Architecting Speed. Making Racing Data Useful (Kevin Richardson, ProfsoUX-2018)
* Kevin Richardson
There is a lot of data out there. There is also a lot of discussion about how large data sets hold the promise of business growth, large scale innovation, and, perhaps most importantly, insight. Traditional businesses, however, are not the only ones relying on very large data sets. Motorsport racing generates enormous amounts of dynamically changing data in the pursuit of speed. At the professional level, teams collect more than 3 billion data points during a single 45-minute race. Even amateurs are collecting >1 million data points with minimal investment. Unfortunately, complex dashboards and data visualizations are the norm, leaving the problem of translating the data into actionable information to the racers (or their engineers). This “solution” of relying on end-users to translate data into actionable information highlights two important problems.
Problem One. People neither act on, nor infer insight from, data directly. Data on its own is useless. It requires someone to translate it into information. Information is actionable. Data is not.
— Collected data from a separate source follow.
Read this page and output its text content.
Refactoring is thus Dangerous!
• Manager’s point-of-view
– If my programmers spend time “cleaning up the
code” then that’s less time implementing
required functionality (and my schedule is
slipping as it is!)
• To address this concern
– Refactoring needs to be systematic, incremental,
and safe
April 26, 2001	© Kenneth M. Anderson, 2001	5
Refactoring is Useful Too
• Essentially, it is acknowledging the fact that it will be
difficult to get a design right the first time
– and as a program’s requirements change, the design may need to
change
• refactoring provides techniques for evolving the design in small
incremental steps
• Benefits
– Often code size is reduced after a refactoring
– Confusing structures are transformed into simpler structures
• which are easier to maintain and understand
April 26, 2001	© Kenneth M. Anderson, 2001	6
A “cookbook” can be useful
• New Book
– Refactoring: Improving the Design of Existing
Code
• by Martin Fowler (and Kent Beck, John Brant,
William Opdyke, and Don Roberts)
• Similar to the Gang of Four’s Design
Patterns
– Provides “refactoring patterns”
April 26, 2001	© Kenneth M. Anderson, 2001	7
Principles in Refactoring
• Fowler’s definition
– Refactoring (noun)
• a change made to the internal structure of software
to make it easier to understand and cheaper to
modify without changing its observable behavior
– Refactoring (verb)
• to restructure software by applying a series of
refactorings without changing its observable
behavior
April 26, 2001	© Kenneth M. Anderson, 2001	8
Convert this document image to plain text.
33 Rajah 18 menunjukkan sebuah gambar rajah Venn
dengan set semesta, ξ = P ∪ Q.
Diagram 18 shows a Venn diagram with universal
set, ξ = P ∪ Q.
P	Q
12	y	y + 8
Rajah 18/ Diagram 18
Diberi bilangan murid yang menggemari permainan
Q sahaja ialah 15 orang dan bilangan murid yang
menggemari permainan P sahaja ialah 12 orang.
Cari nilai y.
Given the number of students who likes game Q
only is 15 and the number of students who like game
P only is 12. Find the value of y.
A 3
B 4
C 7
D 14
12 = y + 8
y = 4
Problem Two. Businesses (racing included) do not recognize problem one. Focusing on converting data into charts and graphs (re: dashboards) leaves users with the unenviable task of trying to translate it into a form that is both contextually relevant and actionable.
My presentation demonstrates how the design process was applied to the problem of making large data sets found in motorsports racing useful to the racers and engineers of this unique business. Through the creation of innovative racing software, I demonstrate how design bridges the gap between the technical challenge of data collection and the human challenge of data interpretation.